Zaak C-176/09: Arrest van het Hof (Derde kamer) van 12 mei 2011 - Groothertogdom Luxemburg/Europees Parlement, Raad van de Europese Unie (Beroep tot nietigverklaring - Richtlijn 2009/12/EG - Luchthavengelden - Werkingssfeer - Luchthavens die jaarlijks meer dan 5 miljoen passagiersbewegingen tellen en luchthavens met meeste passagiersbewegingen per jaar in elke lidstaat - Geldigheid - Gelijkheidsbeginsel, evenredigheidsbeginsel en subsidiariteitsbeginsel)
Zaak C-176/09: Arrest van het Hof (Derde kamer) van 12 mei 2011 - Groothertogdom Luxemburg/Europees Parlement, Raad van de Europese Unie (Beroep tot nietigverklaring - Richtlijn 2009/12/EG - Luchthavengelden - Werkingssfeer - Luchthavens die jaarlijks meer dan 5 miljoen passagiersbewegingen tellen en luchthavens met meeste passagiersbewegingen per jaar in elke lidstaat - Geldigheid - Gelijkheidsbeginsel, evenredigheidsbeginsel en subsidiariteitsbeginsel)
Arrest van het Hof (Derde kamer) van 12 mei 2011 - Groothertogdom Luxemburg/Europees Parlement, Raad van de Europese Unie
(Zaak C-176/09) [1]
Partijen
Verzoekende partij: Groothertogdom Luxemburg (vertegenwoordigers: C. Schiltz, gemachtigde, en P. Kinsch, advocaat)
Interveniënte aan de zijde van verzoekende partij: Slowaakse Republiek (vertegenwoordiger: B. Ricziová, gemachtigde)
Verwerende partij: Europees Parlement (vertegenwoordigers: A. Troupiotis en A. Neergaard, gemachtigden), Raad van de Europese Unie (vertegenwoordigers: E. Karlsson en M. Moore, gemachtigden)

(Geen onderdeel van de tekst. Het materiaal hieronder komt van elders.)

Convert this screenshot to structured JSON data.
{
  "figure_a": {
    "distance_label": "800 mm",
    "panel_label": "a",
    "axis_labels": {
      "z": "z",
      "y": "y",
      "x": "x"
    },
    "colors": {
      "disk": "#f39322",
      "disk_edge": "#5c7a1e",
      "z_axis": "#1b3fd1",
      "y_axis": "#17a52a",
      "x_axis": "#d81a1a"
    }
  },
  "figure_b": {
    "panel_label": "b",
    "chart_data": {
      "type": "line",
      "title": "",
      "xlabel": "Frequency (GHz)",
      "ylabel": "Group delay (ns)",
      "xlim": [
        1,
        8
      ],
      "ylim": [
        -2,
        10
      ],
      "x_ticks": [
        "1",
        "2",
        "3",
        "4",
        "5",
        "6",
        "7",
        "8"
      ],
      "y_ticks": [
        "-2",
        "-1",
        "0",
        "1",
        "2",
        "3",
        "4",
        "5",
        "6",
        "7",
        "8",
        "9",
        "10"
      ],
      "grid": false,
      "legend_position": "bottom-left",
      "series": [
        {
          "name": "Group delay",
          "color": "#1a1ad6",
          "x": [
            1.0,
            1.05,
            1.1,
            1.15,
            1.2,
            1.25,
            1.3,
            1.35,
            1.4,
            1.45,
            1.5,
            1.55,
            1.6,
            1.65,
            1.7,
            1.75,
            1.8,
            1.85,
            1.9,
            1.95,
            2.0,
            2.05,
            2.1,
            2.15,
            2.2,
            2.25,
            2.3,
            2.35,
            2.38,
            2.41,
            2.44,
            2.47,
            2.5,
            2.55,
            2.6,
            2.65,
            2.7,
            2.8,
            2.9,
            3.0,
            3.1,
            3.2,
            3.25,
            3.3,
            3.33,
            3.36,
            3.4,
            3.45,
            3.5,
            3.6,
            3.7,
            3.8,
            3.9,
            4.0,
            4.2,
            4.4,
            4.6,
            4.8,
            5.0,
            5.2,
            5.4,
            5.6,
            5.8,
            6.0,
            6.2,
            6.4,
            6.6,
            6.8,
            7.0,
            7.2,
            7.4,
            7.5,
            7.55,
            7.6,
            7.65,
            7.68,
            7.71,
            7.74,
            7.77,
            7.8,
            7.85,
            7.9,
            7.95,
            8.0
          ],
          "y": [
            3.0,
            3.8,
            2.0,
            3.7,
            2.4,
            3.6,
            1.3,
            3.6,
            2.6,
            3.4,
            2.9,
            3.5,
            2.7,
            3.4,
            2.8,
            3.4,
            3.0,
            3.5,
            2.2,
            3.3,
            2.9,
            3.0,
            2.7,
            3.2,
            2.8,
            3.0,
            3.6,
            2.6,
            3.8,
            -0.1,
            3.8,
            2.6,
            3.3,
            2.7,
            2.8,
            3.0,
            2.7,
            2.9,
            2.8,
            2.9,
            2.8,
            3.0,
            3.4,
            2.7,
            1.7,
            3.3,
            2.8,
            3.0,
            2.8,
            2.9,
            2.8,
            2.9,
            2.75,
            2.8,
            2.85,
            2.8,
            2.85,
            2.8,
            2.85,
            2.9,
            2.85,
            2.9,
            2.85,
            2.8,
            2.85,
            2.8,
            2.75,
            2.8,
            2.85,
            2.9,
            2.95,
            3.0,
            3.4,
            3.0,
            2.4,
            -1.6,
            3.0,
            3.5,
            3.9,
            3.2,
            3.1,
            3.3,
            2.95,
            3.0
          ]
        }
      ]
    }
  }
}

Interveniënte aan de zijde van verwerende partij: Europese Commissie (vertegenwoordigers: K. Simonsson en C. Vrignon, gemachtigden)
Voorwerp
Beroep tot nietigverklaring - Nietigverklaring van artikel 1, lid 2, in fine, van richtlijn 2009/12/EG van het Europees Parlement en de Raad van 11 maart 2009 inzake luchthavengelden (PB L 70, blz. 11) - Toepassing van de richtlijn op de luchthavens met de meeste passagiersbewegingen in elke lidstaat - Luchthaven Luxembourg-Findel - Schending van gelijkheidsbeginsel, subsidiariteitsbeginsel en evenredigheidsbeginsel
Dictum
1) Het beroep wordt verworpen.
2) Het Groothertogdom Luxemburg wordt verwezen in de kosten.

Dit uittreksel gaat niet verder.